Police declared themselves happy that Eberling had brought the subject up and provided a good explanation to boot. They released Eberling, as Sam Reese Sheppard puts it, "to go kill little old ladies." Eberling went on to work at City Hall in Cleveland and become something of a city celebrity in the 1970s, living in a mansion and entertaining lavishly until he was arrested and convicted for beating a woman to death and was linked with at least two other murders. A series of bludgeoned heads.

Sam Reese Sheppard visited Eberling in jail in 1990, talking with him for almost five hours. Eberling appears to have confessed to the Sheppard murder to other inmates, but to Sam Reese Sheppard he limited himself to revealing tantalising details of his knowledge of the case. Eberling died last year and in death he has moved right into the dock.

Five years ago, the Sheppard team gained a court order to have some of Eberling's blood drawn for DNA testing. Sam Reese Sheppard also had his father exhumed for the same purpose in 1996, re-interring his father this time in Cleveland beside his mother.
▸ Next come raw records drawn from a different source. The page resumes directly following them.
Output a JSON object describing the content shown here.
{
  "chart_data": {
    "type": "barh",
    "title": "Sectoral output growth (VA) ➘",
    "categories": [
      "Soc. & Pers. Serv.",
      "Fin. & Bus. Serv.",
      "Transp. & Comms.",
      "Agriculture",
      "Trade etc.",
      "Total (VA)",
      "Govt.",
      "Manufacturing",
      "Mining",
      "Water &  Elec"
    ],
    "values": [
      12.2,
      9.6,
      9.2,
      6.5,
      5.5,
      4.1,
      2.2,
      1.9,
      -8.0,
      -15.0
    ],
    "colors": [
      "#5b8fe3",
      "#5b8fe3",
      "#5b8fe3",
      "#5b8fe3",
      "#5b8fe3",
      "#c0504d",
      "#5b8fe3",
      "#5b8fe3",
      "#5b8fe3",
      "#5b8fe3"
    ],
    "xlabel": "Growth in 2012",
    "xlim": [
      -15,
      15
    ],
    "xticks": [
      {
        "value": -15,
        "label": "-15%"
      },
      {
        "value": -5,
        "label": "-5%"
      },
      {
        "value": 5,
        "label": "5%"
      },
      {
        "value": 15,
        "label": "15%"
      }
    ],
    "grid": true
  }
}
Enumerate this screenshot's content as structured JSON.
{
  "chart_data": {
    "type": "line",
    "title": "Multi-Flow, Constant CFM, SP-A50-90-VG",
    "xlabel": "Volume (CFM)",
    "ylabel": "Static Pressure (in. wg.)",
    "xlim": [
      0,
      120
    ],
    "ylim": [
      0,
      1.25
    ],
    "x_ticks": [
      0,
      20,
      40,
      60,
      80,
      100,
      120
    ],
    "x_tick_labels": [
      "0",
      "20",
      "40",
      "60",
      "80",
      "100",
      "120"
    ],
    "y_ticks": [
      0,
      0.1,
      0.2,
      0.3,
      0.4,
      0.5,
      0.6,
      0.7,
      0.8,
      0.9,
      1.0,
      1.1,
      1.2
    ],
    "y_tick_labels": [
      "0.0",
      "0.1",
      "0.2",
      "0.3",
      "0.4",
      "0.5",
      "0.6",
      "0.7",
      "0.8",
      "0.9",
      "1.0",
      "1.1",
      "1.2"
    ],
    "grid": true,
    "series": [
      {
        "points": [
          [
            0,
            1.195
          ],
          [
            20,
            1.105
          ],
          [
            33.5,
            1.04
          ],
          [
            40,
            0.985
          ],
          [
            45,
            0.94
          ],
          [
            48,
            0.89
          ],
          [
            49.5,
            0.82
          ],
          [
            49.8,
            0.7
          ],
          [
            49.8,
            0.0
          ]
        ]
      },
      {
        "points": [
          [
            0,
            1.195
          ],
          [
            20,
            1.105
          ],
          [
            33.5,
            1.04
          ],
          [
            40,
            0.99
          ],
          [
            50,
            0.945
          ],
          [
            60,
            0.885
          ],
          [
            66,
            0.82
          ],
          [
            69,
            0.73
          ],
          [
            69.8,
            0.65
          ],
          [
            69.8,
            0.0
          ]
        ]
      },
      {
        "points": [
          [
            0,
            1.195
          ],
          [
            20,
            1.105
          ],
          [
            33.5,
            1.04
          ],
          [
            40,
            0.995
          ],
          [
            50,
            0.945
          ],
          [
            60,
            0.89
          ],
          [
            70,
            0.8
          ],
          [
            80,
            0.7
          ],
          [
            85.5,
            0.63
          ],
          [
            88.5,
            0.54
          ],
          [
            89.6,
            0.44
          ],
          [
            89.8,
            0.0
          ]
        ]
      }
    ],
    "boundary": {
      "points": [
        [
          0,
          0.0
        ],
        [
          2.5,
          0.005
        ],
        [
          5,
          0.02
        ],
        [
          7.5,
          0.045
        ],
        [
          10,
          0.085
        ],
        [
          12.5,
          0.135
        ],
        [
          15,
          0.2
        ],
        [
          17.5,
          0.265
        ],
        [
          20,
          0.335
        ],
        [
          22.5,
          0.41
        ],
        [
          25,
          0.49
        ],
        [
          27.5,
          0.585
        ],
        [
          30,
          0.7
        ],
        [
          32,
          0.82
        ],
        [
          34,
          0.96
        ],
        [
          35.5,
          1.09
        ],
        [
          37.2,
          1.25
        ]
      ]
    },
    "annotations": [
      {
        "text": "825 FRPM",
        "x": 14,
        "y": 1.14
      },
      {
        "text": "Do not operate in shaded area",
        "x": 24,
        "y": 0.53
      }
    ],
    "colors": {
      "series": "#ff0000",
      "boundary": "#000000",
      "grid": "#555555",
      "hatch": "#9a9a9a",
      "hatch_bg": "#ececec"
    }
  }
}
The DNA from Eberling and Dr Sam Sheppard would appear to have settled the case. Defence and prosecution were agreed that Dr Sam Sheppard hadn't suffered any wounds on the night of the murder and hadn't been covered in the blood spatter which would have marked the murderer. There was a third person present.

Yet the city of Cleveland opted this month to exhume the body of Mariyn Reese Sheppard also, and the media circus began again.